As August approaches, so too does the stretch run of the 2010 Women’s Professional Soccer season. With just two months left in the season and playoff positions to be determined, it is tough for many fans not to be worried about off-field happenings in the league.
Attendance is down considerably and the disappearance of the Los Angeles Sol and Saint Louis Athletica has been well-documented. It easy to be negative in these dog days of summer, but there are also signs of life from WPS. Here are some things for fans to think about as they try to figure out exactly how pessimistic or optimistic they are.
Since the offseason we have been hearing about season ticket sales being up about 15 percent. That had many, including this guy, wide-eyed about the possibility of increased attendance across the league and seeing some better stadium environments.
While season ticket sales are up, walk-up sales are down.

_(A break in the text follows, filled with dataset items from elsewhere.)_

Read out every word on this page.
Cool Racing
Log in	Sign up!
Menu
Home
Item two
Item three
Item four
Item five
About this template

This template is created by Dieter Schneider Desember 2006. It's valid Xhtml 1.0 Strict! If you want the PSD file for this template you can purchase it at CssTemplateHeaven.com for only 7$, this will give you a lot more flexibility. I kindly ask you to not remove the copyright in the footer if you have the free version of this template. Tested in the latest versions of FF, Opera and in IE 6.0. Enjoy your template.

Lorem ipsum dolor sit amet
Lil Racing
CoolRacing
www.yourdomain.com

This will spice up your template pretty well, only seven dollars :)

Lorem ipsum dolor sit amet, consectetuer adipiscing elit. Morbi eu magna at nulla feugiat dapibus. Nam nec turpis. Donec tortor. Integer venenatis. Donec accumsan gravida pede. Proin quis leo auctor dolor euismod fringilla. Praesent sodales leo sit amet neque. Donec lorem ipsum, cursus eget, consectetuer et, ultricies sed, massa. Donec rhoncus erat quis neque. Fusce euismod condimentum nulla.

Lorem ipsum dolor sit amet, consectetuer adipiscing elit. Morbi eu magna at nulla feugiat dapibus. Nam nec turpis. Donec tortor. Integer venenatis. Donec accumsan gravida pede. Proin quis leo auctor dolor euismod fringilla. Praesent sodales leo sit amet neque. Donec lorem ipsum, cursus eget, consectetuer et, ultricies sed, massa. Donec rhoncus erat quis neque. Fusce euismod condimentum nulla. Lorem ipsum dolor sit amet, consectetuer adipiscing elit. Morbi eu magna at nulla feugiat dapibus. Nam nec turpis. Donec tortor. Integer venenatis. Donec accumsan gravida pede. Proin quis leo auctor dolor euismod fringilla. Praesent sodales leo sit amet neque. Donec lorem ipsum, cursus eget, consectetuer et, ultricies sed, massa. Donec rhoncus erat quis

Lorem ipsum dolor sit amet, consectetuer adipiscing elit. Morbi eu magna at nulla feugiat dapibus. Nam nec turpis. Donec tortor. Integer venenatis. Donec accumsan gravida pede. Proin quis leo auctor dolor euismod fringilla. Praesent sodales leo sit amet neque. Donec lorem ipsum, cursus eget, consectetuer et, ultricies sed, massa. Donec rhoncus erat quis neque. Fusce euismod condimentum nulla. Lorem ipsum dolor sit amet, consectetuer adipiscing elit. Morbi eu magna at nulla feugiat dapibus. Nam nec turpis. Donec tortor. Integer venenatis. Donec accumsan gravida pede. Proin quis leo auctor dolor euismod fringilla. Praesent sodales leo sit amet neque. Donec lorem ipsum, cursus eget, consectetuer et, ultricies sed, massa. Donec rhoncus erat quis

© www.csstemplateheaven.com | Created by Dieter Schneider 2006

Attendance as a whole is down about 17 percent and it is now a rare occasion that a crowd over 4,000 appears anywhere other than Harvard Stadium. The Washington Freedom drew 4,809 for Saturday’s match against FC Gold Pride, but such numbers have been few and far between at the Maryland SoccerPlex and other venues this year.
Goal-scoring is up with 2.45 goals per game in 2010, a rise from last year’s 2.14 goals per game. Marta already broke her own single-season scoring record from last year with her 13 goals thus far this season and Amy Rodriguez is hot on her tail with 11 goals.
These goals are being scored in front of very few people. FC Gold Pride is drawing a measly 3,097 fans per game to see perhaps the best women’s soccer team in the world. Second place Philadelphia Independence is last in the league in attendance with 3,008 fans per game, dangerously close to dipping into the eye sore that is a four digit number beginning with the number two.
WPS is talking about 2012 expansion to Dallas and Los Angeles and has a list of several other markets with interested investors.
Expansion was supposed to come in 2011 and the initial plan called for 12 teams by 2012. The league will fall well short of that. Expansion in 2011 could have squashed the lingering and still fresh memories of Saint Louis and Los Angeles folding. It also could have helped FC Gold Pride at least have even one short road trip next season. What happened to an immediate return in LA? And I still stand to my thoughts on a regional league being beneficial to WPS.
If you are looking for a sign of life in 2011, season tickets are one good measuring stick. The Boston Breakers, Chicago Red Stars and Philadelphia Independence have announced plans for 2011 season tickets already. While the information is pretty basic and preliminary, it at least shows signs of 2011 plans.
Notice that there are no direct mentions of venues for Chicago or Philadelphia, the two teams most in need of a venue change. Chicago even has a picture of what looks like one side of Toyota Park, but never directly mentions the name of the stadium. Excessive rent at the stadium is a pretty well-documented issue and the Red Stars are searching for different venue options. Let’s hope something gives. Meanwhile, having been to West Chester University twice now for Philly games, I can tell you it is anywhere but Philadelphia. It is about 30 minutes out of the actual city. For the most part, teams need to be in downtown areas. There are a lot of other factors that go into Boston’s superior attendance, but just ask the Breakers what being downtown can do. People walk to the stadium. It’s easier for fans, media, staff – everyone.
There is also the recent league restructuring that shows things clearly are not working with the current budget. So, are you more pessimistic or optimistic now than you were at the beginning of the season or even ten minutes ago? Perhaps for now, a hopeful middle ground is the best option.